Hieu Nguyen and Mark Kirchner first met at Westminster’s 2013 Tet parade. That was the year the Vietnamese American LGBTQ community was banned from marching by new organizers who had taken over that year.
Nguyen, a social worker, attended the demonstration formed to protest the exclusion. Kirchner, a photographer, had been documenting the Tet parade annually since 2010, the first year LGBTQ groups marched.
Before Kirchner arrived, he attached banners onto both of his cameras: one was hand-made featuring a red felt heart with an equality sign on it, while the other had rainbow stripes.
“That way you can also wave the camera like a flag,” says Kirchner.

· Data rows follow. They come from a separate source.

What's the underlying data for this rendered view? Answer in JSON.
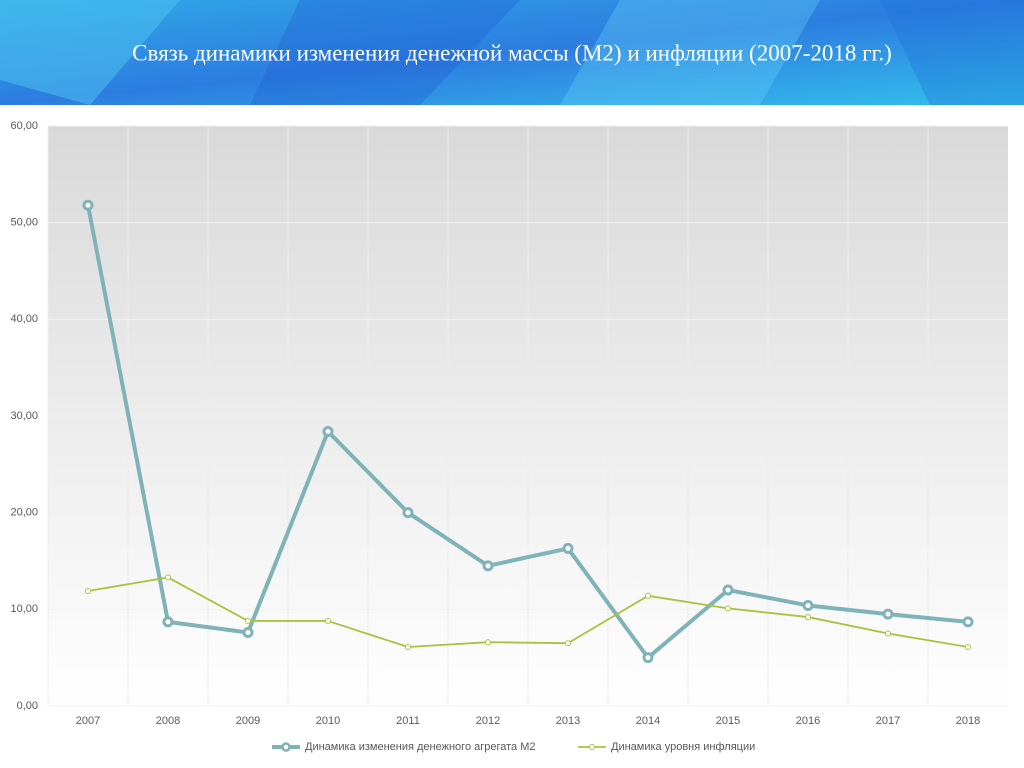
{
  "chart_data": {
    "type": "line",
    "title": "Связь динамики изменения денежной массы (М2) и инфляции (2007-2018 гг.)",
    "categories": [
      "2007",
      "2008",
      "2009",
      "2010",
      "2011",
      "2012",
      "2013",
      "2014",
      "2015",
      "2016",
      "2017",
      "2018"
    ],
    "series": [
      {
        "name": "Динамика изменения денежного агрегата М2",
        "color": "#7fb3b8",
        "values": [
          51.8,
          8.7,
          7.6,
          28.4,
          20.0,
          14.5,
          16.3,
          5.0,
          12.0,
          10.4,
          9.5,
          8.7
        ]
      },
      {
        "name": "Динамика уровня инфляции",
        "color": "#a9c23f",
        "values": [
          11.9,
          13.3,
          8.8,
          8.8,
          6.1,
          6.6,
          6.5,
          11.4,
          10.1,
          9.2,
          7.5,
          6.1
        ]
      }
    ],
    "ylim": [
      0,
      60
    ],
    "yticks": [
      {
        "value": 0,
        "label": "0,00"
      },
      {
        "value": 10,
        "label": "10,00"
      },
      {
        "value": 20,
        "label": "20,00"
      },
      {
        "value": 30,
        "label": "30,00"
      },
      {
        "value": 40,
        "label": "40,00"
      },
      {
        "value": 50,
        "label": "50,00"
      },
      {
        "value": 60,
        "label": "60,00"
      }
    ],
    "grid": true,
    "legend": "bottom"
  }
}
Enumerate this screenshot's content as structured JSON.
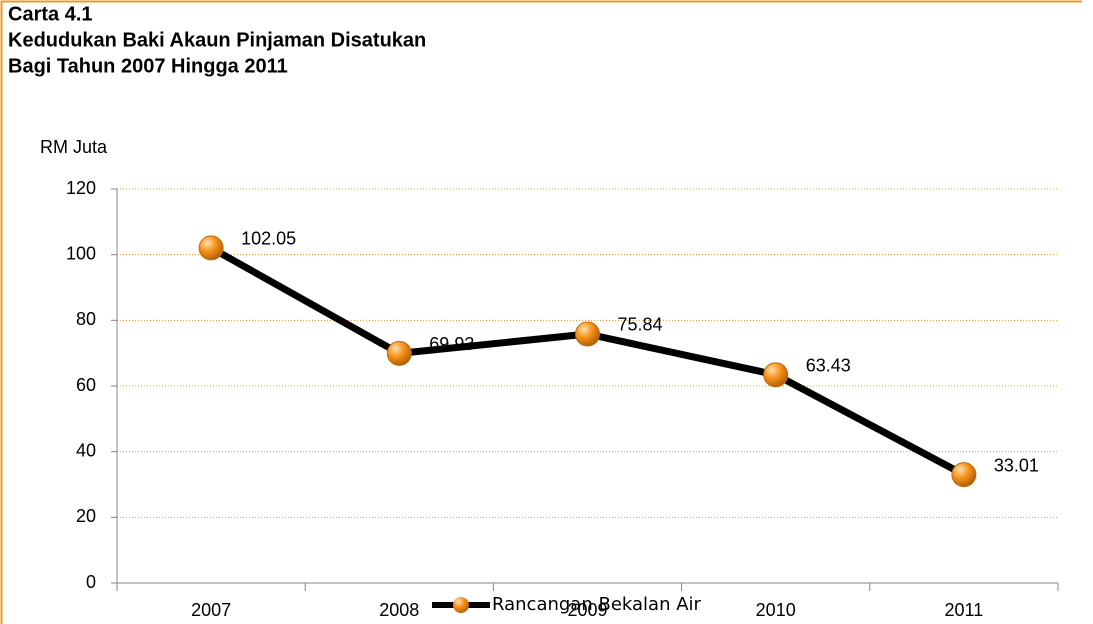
{
  "chart_data": {
    "type": "line",
    "title": [
      "Carta 4.1",
      "Kedudukan Baki Akaun Pinjaman Disatukan",
      "Bagi Tahun 2007 Hingga 2011"
    ],
    "y_label": "RM Juta",
    "categories": [
      "2007",
      "2008",
      "2009",
      "2010",
      "2011"
    ],
    "series": [
      {
        "name": "Rancangan Bekalan Air",
        "color": "#000000",
        "marker_color": "#f7941d",
        "values": [
          102.05,
          69.93,
          75.84,
          63.43,
          33.01
        ]
      }
    ],
    "ylim": [
      0,
      120
    ],
    "yticks": [
      0,
      20,
      40,
      60,
      80,
      100,
      120
    ],
    "grid": true,
    "legend": "bottom"
  }
}
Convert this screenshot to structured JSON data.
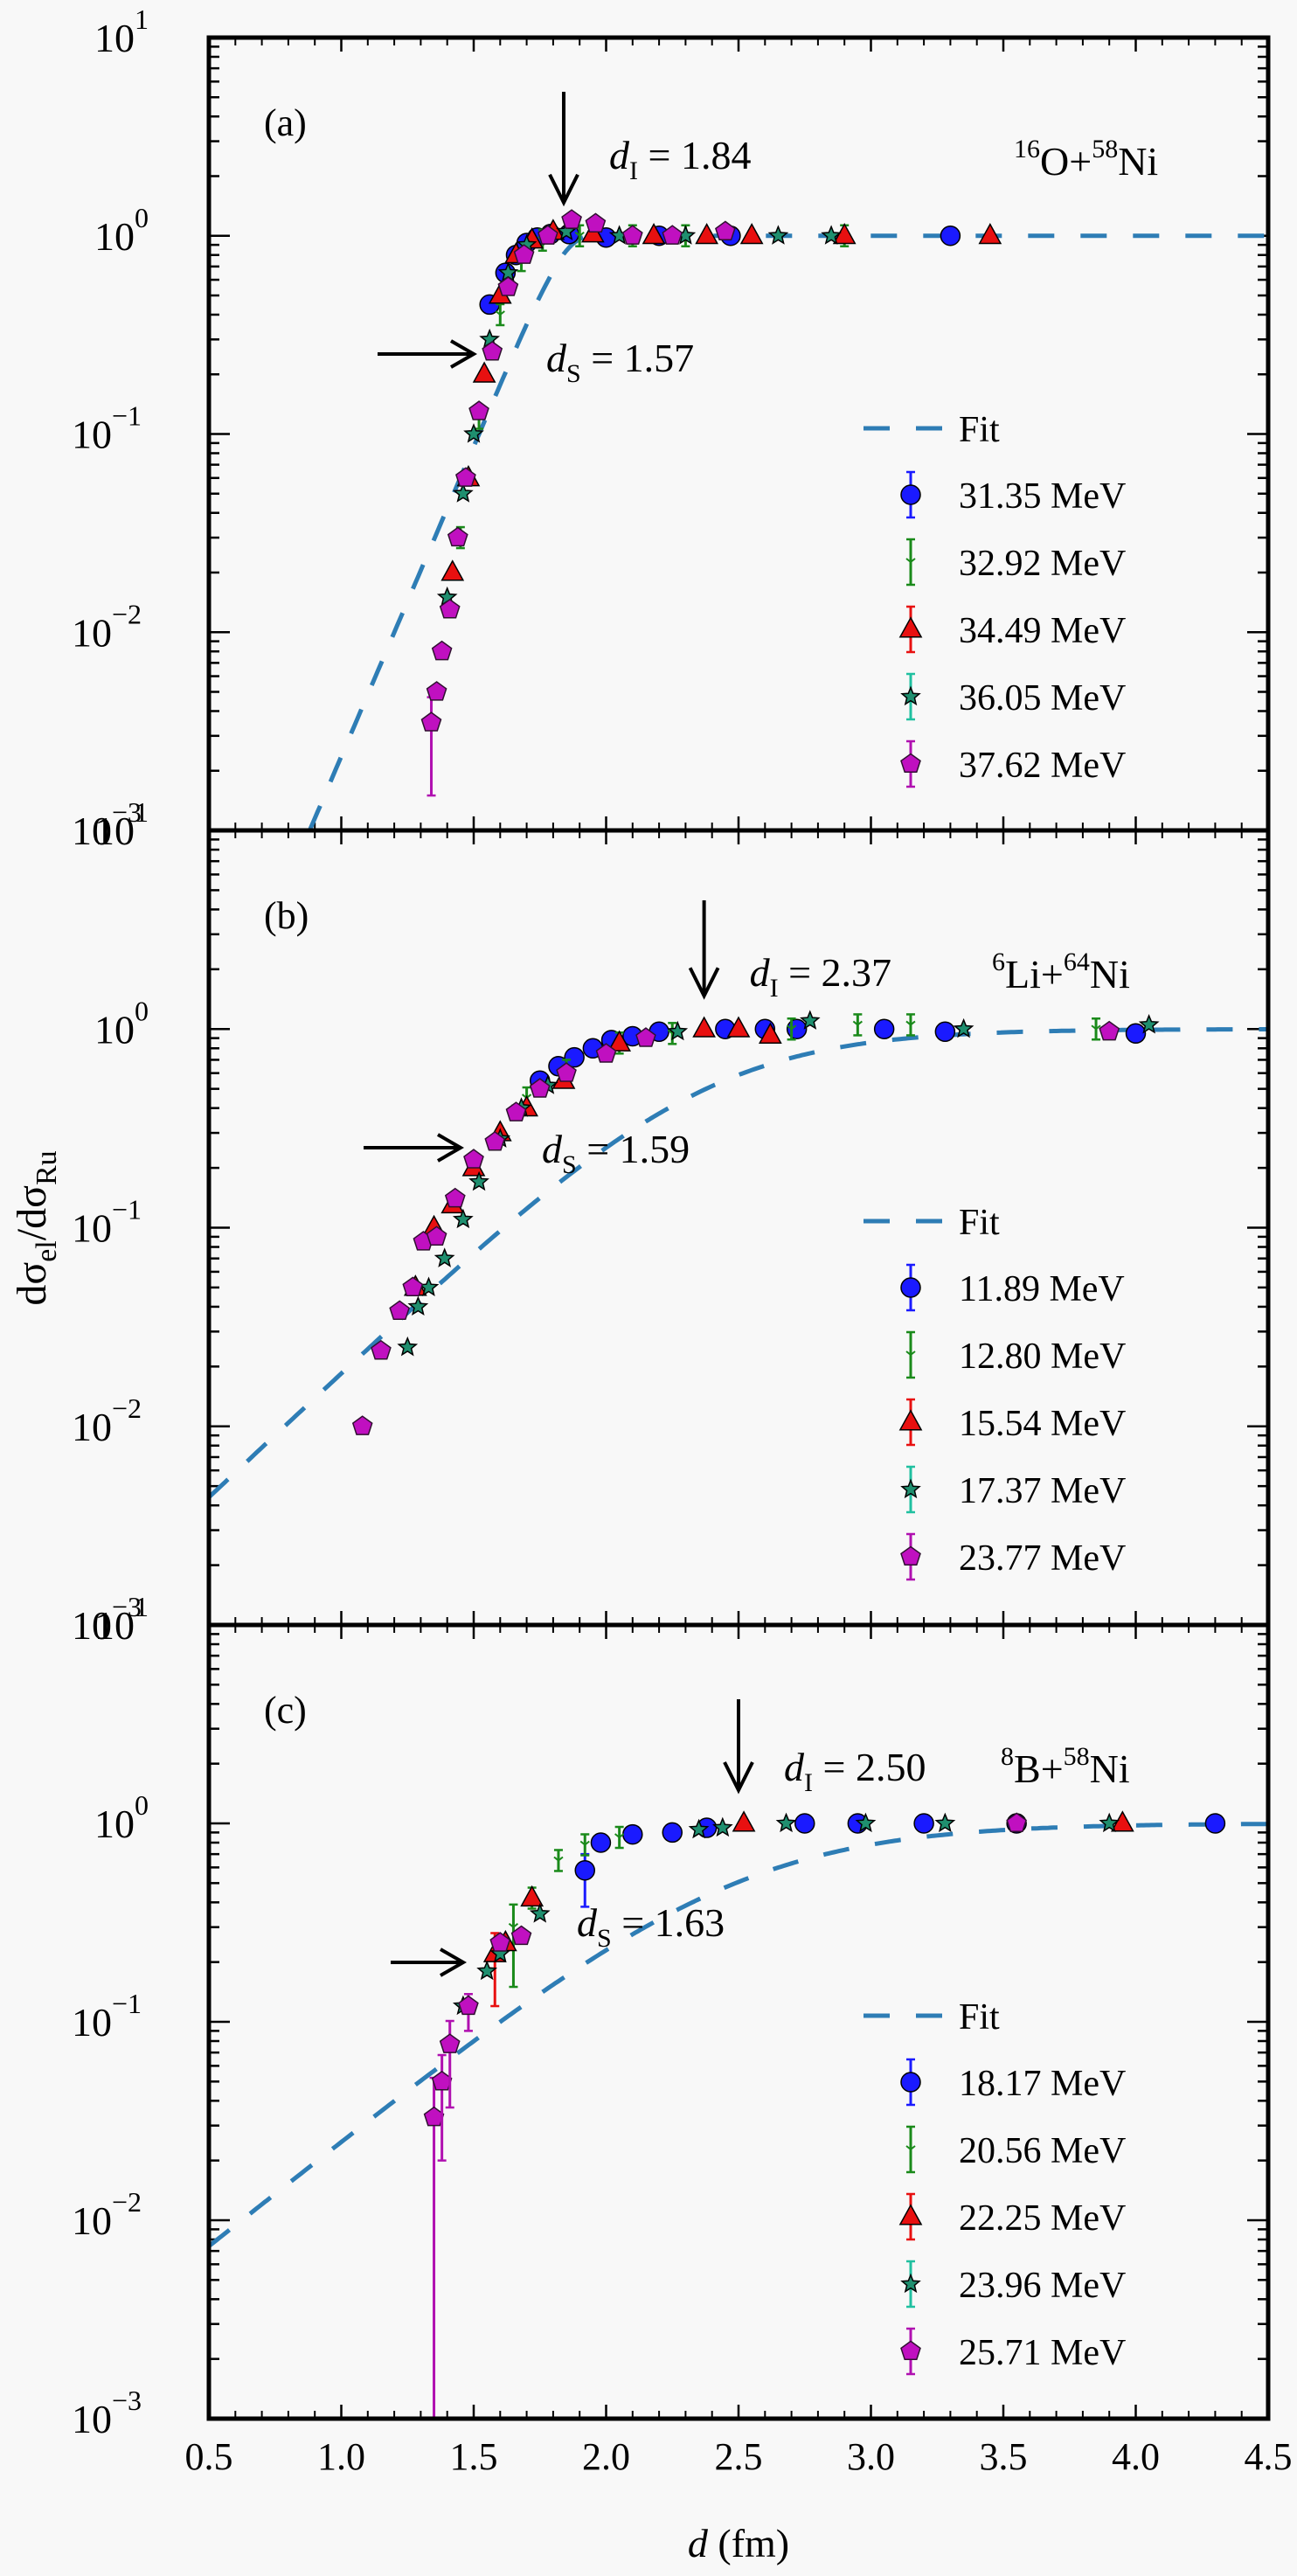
{
  "chart_data": {
    "type": "scatter",
    "xlabel": "d (fm)",
    "ylabel": "dσel/dσRu",
    "xlim": [
      0.5,
      4.5
    ],
    "ylim": [
      0.001,
      10
    ],
    "yscale": "log",
    "x_ticks": [
      "0.5",
      "1.0",
      "1.5",
      "2.0",
      "2.5",
      "3.0",
      "3.5",
      "4.0",
      "4.5"
    ],
    "x_tick_values": [
      0.5,
      1.0,
      1.5,
      2.0,
      2.5,
      3.0,
      3.5,
      4.0,
      4.5
    ],
    "y_ticks": [
      {
        "base": "10",
        "exp": "1",
        "value": 10
      },
      {
        "base": "10",
        "exp": "0",
        "value": 1
      },
      {
        "base": "10",
        "exp": "−1",
        "value": 0.1
      },
      {
        "base": "10",
        "exp": "−2",
        "value": 0.01
      },
      {
        "base": "10",
        "exp": "−3",
        "value": 0.001
      }
    ],
    "colors": {
      "fit": "#2e7db5",
      "blue": "#1a1aff",
      "green": "#1a8a1a",
      "red": "#e81010",
      "teal": "#20c0a0",
      "magenta": "#b010b0"
    },
    "panels": [
      {
        "label": "(a)",
        "system": {
          "a1": "16",
          "e1": "O",
          "a2": "58",
          "e2": "Ni"
        },
        "d_I": {
          "sym": "d",
          "sub": "I",
          "eq": "= 1.84",
          "value": 1.84
        },
        "d_S": {
          "sym": "d",
          "sub": "S",
          "eq": "= 1.57",
          "value": 1.57
        },
        "fit": {
          "d0": 1.84,
          "slope": 7.2,
          "width": 0.05
        },
        "legend": {
          "fit": "Fit",
          "entries": [
            "31.35 MeV",
            "32.92 MeV",
            "34.49 MeV",
            "36.05 MeV",
            "37.62 MeV"
          ]
        },
        "series": [
          {
            "name": "31.35 MeV",
            "marker": "circle",
            "color": "blue",
            "x": [
              1.56,
              1.62,
              1.66,
              1.7,
              1.74,
              1.79,
              1.86,
              2.0,
              2.2,
              2.47,
              3.3
            ],
            "y": [
              0.45,
              0.65,
              0.8,
              0.92,
              0.98,
              1.02,
              1.02,
              0.98,
              1.0,
              1.0,
              1.0
            ]
          },
          {
            "name": "32.92 MeV",
            "marker": "none",
            "color": "green",
            "x": [
              1.45,
              1.52,
              1.6,
              1.68,
              1.76,
              1.9,
              2.1,
              2.3,
              2.9
            ],
            "y": [
              0.03,
              0.12,
              0.4,
              0.75,
              0.95,
              1.0,
              1.0,
              1.0,
              1.0
            ]
          },
          {
            "name": "34.49 MeV",
            "marker": "triangle",
            "color": "red",
            "x": [
              1.42,
              1.48,
              1.54,
              1.6,
              1.66,
              1.72,
              1.8,
              1.95,
              2.18,
              2.38,
              2.55,
              2.9,
              3.45
            ],
            "y": [
              0.02,
              0.06,
              0.2,
              0.5,
              0.8,
              0.95,
              1.05,
              1.02,
              1.0,
              1.0,
              1.0,
              1.0,
              1.0
            ]
          },
          {
            "name": "36.05 MeV",
            "marker": "star",
            "color": "teal",
            "x": [
              1.4,
              1.46,
              1.5,
              1.56,
              1.63,
              1.7,
              1.85,
              2.05,
              2.3,
              2.65,
              2.85
            ],
            "y": [
              0.015,
              0.05,
              0.1,
              0.3,
              0.65,
              0.9,
              1.05,
              1.0,
              1.0,
              1.0,
              1.0
            ]
          },
          {
            "name": "37.62 MeV",
            "marker": "pentagon",
            "color": "magenta",
            "x": [
              1.34,
              1.36,
              1.38,
              1.41,
              1.44,
              1.47,
              1.52,
              1.57,
              1.63,
              1.69,
              1.78,
              1.87,
              1.96,
              2.1,
              2.25,
              2.45
            ],
            "y": [
              0.0035,
              0.005,
              0.008,
              0.013,
              0.03,
              0.06,
              0.13,
              0.26,
              0.55,
              0.8,
              1.0,
              1.2,
              1.15,
              1.0,
              1.0,
              1.05
            ],
            "yerr_low": [
              0.002,
              0,
              0,
              0,
              0,
              0,
              0,
              0,
              0,
              0,
              0,
              0,
              0,
              0,
              0,
              0
            ]
          }
        ]
      },
      {
        "label": "(b)",
        "system": {
          "a1": "6",
          "e1": "Li",
          "a2": "64",
          "e2": "Ni"
        },
        "d_I": {
          "sym": "d",
          "sub": "I",
          "eq": "= 2.37",
          "value": 2.37
        },
        "d_S": {
          "sym": "d",
          "sub": "S",
          "eq": "= 1.59",
          "value": 1.59
        },
        "fit": {
          "d0": 2.37,
          "slope": 2.9,
          "width": 0.35
        },
        "legend": {
          "fit": "Fit",
          "entries": [
            "11.89 MeV",
            "12.80 MeV",
            "15.54 MeV",
            "17.37 MeV",
            "23.77 MeV"
          ]
        },
        "series": [
          {
            "name": "11.89 MeV",
            "marker": "circle",
            "color": "blue",
            "x": [
              1.75,
              1.82,
              1.88,
              1.95,
              2.02,
              2.1,
              2.2,
              2.45,
              2.6,
              2.72,
              3.05,
              3.28,
              4.0
            ],
            "y": [
              0.55,
              0.65,
              0.72,
              0.8,
              0.88,
              0.92,
              0.97,
              1.0,
              1.0,
              1.0,
              1.0,
              0.97,
              0.95
            ]
          },
          {
            "name": "12.80 MeV",
            "marker": "none",
            "color": "green",
            "x": [
              1.7,
              1.85,
              2.05,
              2.25,
              2.7,
              2.95,
              3.15,
              3.85
            ],
            "y": [
              0.45,
              0.62,
              0.85,
              0.95,
              1.0,
              1.05,
              1.05,
              1.0
            ]
          },
          {
            "name": "15.54 MeV",
            "marker": "triangle",
            "color": "red",
            "x": [
              1.28,
              1.35,
              1.42,
              1.5,
              1.6,
              1.7,
              1.84,
              2.05,
              2.37,
              2.5,
              2.62
            ],
            "y": [
              0.05,
              0.1,
              0.13,
              0.2,
              0.3,
              0.4,
              0.55,
              0.85,
              1.0,
              1.0,
              0.93
            ]
          },
          {
            "name": "17.37 MeV",
            "marker": "star",
            "color": "teal",
            "x": [
              1.25,
              1.29,
              1.33,
              1.39,
              1.46,
              1.52,
              1.6,
              1.68,
              1.78,
              2.27,
              2.77,
              3.35,
              4.05
            ],
            "y": [
              0.025,
              0.04,
              0.05,
              0.07,
              0.11,
              0.17,
              0.28,
              0.4,
              0.52,
              0.97,
              1.1,
              1.0,
              1.05
            ]
          },
          {
            "name": "23.77 MeV",
            "marker": "pentagon",
            "color": "magenta",
            "x": [
              1.08,
              1.15,
              1.22,
              1.27,
              1.31,
              1.36,
              1.43,
              1.5,
              1.58,
              1.66,
              1.75,
              1.85,
              2.0,
              2.15,
              3.9
            ],
            "y": [
              0.01,
              0.024,
              0.038,
              0.05,
              0.085,
              0.09,
              0.14,
              0.22,
              0.27,
              0.38,
              0.5,
              0.6,
              0.75,
              0.9,
              0.97
            ]
          }
        ]
      },
      {
        "label": "(c)",
        "system": {
          "a1": "8",
          "e1": "B",
          "a2": "58",
          "e2": "Ni"
        },
        "d_I": {
          "sym": "d",
          "sub": "I",
          "eq": "= 2.50",
          "value": 2.5
        },
        "d_S": {
          "sym": "d",
          "sub": "S",
          "eq": "= 1.63",
          "value": 1.63
        },
        "fit": {
          "d0": 2.5,
          "slope": 2.45,
          "width": 0.4
        },
        "legend": {
          "fit": "Fit",
          "entries": [
            "18.17 MeV",
            "20.56 MeV",
            "22.25 MeV",
            "23.96 MeV",
            "25.71 MeV"
          ]
        },
        "series": [
          {
            "name": "18.17 MeV",
            "marker": "circle",
            "color": "blue",
            "x": [
              1.92,
              1.98,
              2.1,
              2.25,
              2.38,
              2.75,
              2.95,
              3.2,
              3.55,
              4.3
            ],
            "y": [
              0.58,
              0.8,
              0.88,
              0.9,
              0.95,
              1.0,
              1.0,
              1.0,
              1.0,
              1.0
            ],
            "yerr_low": [
              0.2,
              0,
              0,
              0,
              0,
              0,
              0,
              0,
              0,
              0
            ]
          },
          {
            "name": "20.56 MeV",
            "marker": "none",
            "color": "green",
            "x": [
              1.65,
              1.72,
              1.82,
              1.92,
              2.05
            ],
            "y": [
              0.3,
              0.42,
              0.65,
              0.78,
              0.85
            ],
            "yerr_low": [
              0.15,
              0,
              0,
              0,
              0
            ]
          },
          {
            "name": "22.25 MeV",
            "marker": "triangle",
            "color": "red",
            "x": [
              1.58,
              1.62,
              1.72,
              2.52,
              3.95
            ],
            "y": [
              0.22,
              0.25,
              0.42,
              1.0,
              1.0
            ],
            "yerr_low": [
              0.1,
              0,
              0,
              0,
              0
            ]
          },
          {
            "name": "23.96 MeV",
            "marker": "star",
            "color": "teal",
            "x": [
              1.46,
              1.55,
              1.6,
              1.75,
              2.35,
              2.44,
              2.68,
              2.98,
              3.28,
              3.9
            ],
            "y": [
              0.12,
              0.18,
              0.22,
              0.35,
              0.93,
              0.95,
              1.0,
              1.0,
              1.0,
              1.0
            ]
          },
          {
            "name": "25.71 MeV",
            "marker": "pentagon",
            "color": "magenta",
            "x": [
              1.35,
              1.38,
              1.41,
              1.48,
              1.6,
              1.68,
              3.55
            ],
            "y": [
              0.033,
              0.05,
              0.077,
              0.12,
              0.25,
              0.27,
              1.0
            ],
            "yerr_low": [
              0.032,
              0.03,
              0.04,
              0.03,
              0,
              0,
              0
            ]
          }
        ]
      }
    ]
  }
}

“That’s how we knew he was an ally,” says Nguyen.
Nguyen would eventually co-found the LGBTQ nonprofit Viet Rainbow of Orange County and successfully overturn the discriminatory ban one year later. And Kirchner continued to photograph their parade participants every year since.
This year marks the fifth anniversary of VROC, and to commemorate the occasion, Nguyen and Peterson Pham, VROC board member and public relations chair, collaborated with Kirchner to create a photo and poetry exhibit, “Progress Built on Pride,” which documents eight years of queer Vietnamese American activism at the Tet parade.
Kirchner, who is an adjunct photography instructor at Aliso Viejo’s Soka University, specializes in black-and-white photography — notably, he’s been working on a project about the Manzanar pilgrimage for 35 years.
“Progress Built on Pride” is his first exhibit in full color.
When VROC participates in the Tet parade, Hieu Nguyen makes an effort to also shine the spotlight on multiple generations, including parents who support their LGBTQ children.
It begins with his Tet parade photos from 2010, pre-VROC, when Vietnamese American LGBTQ groups from Los Angeles and the Bay Area traveled south to march in Orange County’s Little Saigon, home of the largest population of Vietnamese outside the Southeast Asian nation.
“O.C. didn’t have a collective LGBTQ Vietnamese American identity then,” says Nguyen. “So 2010 was all of these siblings from the other counties coming in and saying, ‘We want to march in the mecca of Little Saigon.’”
Understanding the importance of developing a unique Orange County identity, Nguyen always takes a lot of care with the imagery that VROC projects when members march down Bolsa Avenue for the Tet parade.
“Hieu is almost like a performance artist,” says Kirchner, of the attention paid to the costuming, marching order and specific themes for each year. “I’m always aware that while I’m using the camera, he’s creating a vision with the parade.”
A photo of Viet Rainbow of Orange County marchers at the Tet parade evoking iconic images of Vietnamese schoolchildren is on display at the Westminster Việt Báo office through Sunday.
In 2014, when the ban was lifted, VROC marchers dressed in uniforms and walked with bicycles to evoke images of young Vietnamese schoolchildren. They also wore nón lá (conical hats) with rainbow straps and had rainbow baskets on their bikes.
“The biggest argument [against having queer representation in the Tet parade] was that the LGBTQ community didn’t exist in Vietnam,” says Nguyen. “‘It’s a Western disease.’ So it was important to present ourselves in iconic attire, so you can’t separate the [Vietnamese and queer] identities.”
For the Year of the Dog, they marched with dogs in rainbow attire. At this year’s Tet parade, which takes place Saturday, VROC plans to pay tribute to the working class, wearing brown long-sleeve shirts and pants while carrying the types of baskets that vendors use to sell items on the streets.
Though the photo exhibit begins chronologically, the later photos are grouped by theme: preparations (tying rainbow ties, preparing heart balloons, making signs) and the down time (sheltering their faces from the sun with their hats, anxiously waiting for the parade to begin), juxtaposed with the joy of the marchers and the reaction from the crowd when the march begins.
“The way I see it is that when they march, there’s full sunlight on their faces, they are no longer concealed by hats, and they’re singing traditional songs,” says Kirchner. “It’s beautiful.”
Nguyen and Pham wrote corresponding English-language poems for each photo grouping, and the exhibit opens and closes with Vietnamese proverbs.
One proverb, explains Nguyen, is about squash soup, referring to how it’s made with different types of squash that all come from the same vine. The other is about the importance of community.
When Kirchner marches with VROC, he stands out. Not only is he not Vietnamese (he’s of Mexican and Scandanavian descent), but he’s 6 feet, 7 inches tall, earning him the tongue-in-cheek nickname “Shorty” from his VROC friends.
“I have no direct connection to the Vietnamese or LGBT community,” says Kirchner. “But when you have a sense of what is the right thing to do, why stand on the sidelines? Why not go be part of something bigger than yourself? I protest and support, but when I support, I bring my camera.”